"Rabies is an infectious disease that affects warm-blooded animals and can be transmitted to humans [...] The predominant symptomatology (75% of cases) is of a furious type [...] the appearance of specific symptoms after the latency phase almost always coincides with an unfortunate outcome of the pathology."
Buster "Rant" Casey is dead. Rant, meaning "rage," was a hero. Or he was the most ruthless criminal of our era. He acted according to a precise plan, or perhaps he was entirely insane. Rant died in an accident while trying to pursue his diabolical plans. Or while trying to save his mother. Or he was murdered, a scapegoat and victim of the system. Or maybe he committed suicide, driven mad by the rabies virus. Or to transcend mortal human nature anchored to space and time. Perhaps instead Rant merely disappeared. He is still alive, like (some say) Elvis Presley and Jim Morrison. Or maybe he was resurrected, like Jesus Christ. But maybe he is just a legend, a story we tell as those who survived him: a myth, a martyr for humanity. Or a bogeyman to scare the children.
"Rant: An Oral Biography of Buster Casey" is an investigation into the true origins and nature of Rant Casey. Interviews were conducted with those who knew him in life, but the testimonies often blend and contradict each other. Rant Casey was born in Middleton: an anonymous town lost in the countryside, where feral dogs roam fiercely and tornadoes carry condoms and sanitary pads with them. While people do everything possible to escape reality, the young Rant tried to face it as much as possible: he went into the desert and stuck his arms and legs into the burrows of wild animals. It was his vaccine against fear: no matter how shitty his future would be, it would always have been better than a black widow biting his foot. The boy grows up cheerful, with arms full of scars and an asymptomatic carrier of sylvatic rabies. Besides animal venom and the lyssavirus, his passions are fallen teeth, drops of tar that form at the sides of paved roads, and ancient precious coins he mysteriously came into possession of. And pranks: too bad his pranks result in creating a generation of enriched brats, inflating the entire city's economy, highlighting people's lies and greed. Rant demonstrates that money, like the flow of traffic, the tooth fairy, and Santa Claus, have value because people believe in them. They have value because when people believe in a lie, it transforms into truth. But Rant doesn't seem very aware of all this: he seems more interested in children's fallen milk teeth and picking up as many girls as possible. The young Rant is a great lover, and claims to be able to determine a person's diet and identify any potential diseases just by tasting their vaginal fluids. Additionally, his kiss transmits rabies (but perhaps the epidemic is only a government conspiracy). After moving to the city, Rant participates in party crashing, night-time car chases that turn a road trip into something more significant than the journey: chasing and crashing into each other, the competitors feel time freeze in the tension of the moment, like a religious ecstasy. They forget shitty jobs, health problems, the terror of road accidents, and experience real emotions. Rant will meet his death in the most reckless of these races behind the wheel.

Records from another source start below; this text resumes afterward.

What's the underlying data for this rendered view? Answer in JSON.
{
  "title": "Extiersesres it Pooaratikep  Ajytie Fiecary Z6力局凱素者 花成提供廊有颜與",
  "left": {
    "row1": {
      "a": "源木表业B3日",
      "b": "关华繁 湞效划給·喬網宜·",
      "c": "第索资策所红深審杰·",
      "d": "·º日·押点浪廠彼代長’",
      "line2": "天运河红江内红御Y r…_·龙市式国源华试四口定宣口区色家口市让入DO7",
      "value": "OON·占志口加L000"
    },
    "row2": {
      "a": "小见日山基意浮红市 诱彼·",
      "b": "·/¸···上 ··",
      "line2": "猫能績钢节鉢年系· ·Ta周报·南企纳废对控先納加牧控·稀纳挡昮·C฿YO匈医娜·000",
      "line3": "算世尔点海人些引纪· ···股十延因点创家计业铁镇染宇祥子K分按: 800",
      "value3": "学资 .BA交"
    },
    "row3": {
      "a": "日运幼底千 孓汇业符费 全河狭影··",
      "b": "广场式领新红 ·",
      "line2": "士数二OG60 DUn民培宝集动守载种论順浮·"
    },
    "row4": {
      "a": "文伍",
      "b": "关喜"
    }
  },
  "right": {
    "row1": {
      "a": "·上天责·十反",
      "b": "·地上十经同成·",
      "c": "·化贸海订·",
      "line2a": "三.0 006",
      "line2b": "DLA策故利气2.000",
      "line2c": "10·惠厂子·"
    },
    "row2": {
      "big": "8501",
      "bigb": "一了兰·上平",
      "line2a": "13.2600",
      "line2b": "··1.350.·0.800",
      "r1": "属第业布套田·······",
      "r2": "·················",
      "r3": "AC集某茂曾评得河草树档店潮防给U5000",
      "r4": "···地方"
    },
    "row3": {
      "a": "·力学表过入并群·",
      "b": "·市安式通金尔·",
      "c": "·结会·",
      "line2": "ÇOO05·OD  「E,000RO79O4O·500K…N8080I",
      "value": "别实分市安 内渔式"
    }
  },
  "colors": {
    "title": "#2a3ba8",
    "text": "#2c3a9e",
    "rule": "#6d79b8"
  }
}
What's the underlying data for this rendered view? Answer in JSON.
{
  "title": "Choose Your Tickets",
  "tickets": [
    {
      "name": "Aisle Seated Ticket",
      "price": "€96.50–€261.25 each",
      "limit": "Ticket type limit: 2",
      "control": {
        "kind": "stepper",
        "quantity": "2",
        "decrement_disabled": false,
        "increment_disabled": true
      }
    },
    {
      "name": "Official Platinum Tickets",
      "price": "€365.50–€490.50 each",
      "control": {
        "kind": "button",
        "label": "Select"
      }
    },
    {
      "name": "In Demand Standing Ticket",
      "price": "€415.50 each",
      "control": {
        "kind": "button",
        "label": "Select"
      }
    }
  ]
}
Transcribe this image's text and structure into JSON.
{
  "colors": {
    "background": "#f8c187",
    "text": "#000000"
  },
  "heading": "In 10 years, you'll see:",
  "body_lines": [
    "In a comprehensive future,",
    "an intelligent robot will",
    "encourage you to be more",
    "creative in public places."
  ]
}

The book presents us with an already concluded story, in which we readers must navigate contradictory and opposing points of view. Page after page, new bewildering questions emerge, compelling us to continue reading. How significant are the consequences of Rant Casey's actions? Who organizes the party crashing? What is the government program I SEE YOU and why is the population divided into "daytimers" and "nighttimers"? Why do people have "ports" on their necks that allow them to relive others' emotions, modified and standardized by large companies?
Rant is a confusing book full of questions, and it is deliberately so. Chuck Palahniuk confronts us with an impressive series of unresolved questions enclosed in a book whose plot is constantly questioned, ultimately putting even the passage of time and the very nature of reality into doubt. A novel that drives us towards the continuous search for meaning in society and reality. Palahniuk, having reached his eighth novel with Rant, confirms himself as one of the greatest contemporary American writers.
"And if reality were nothing more than a disease?"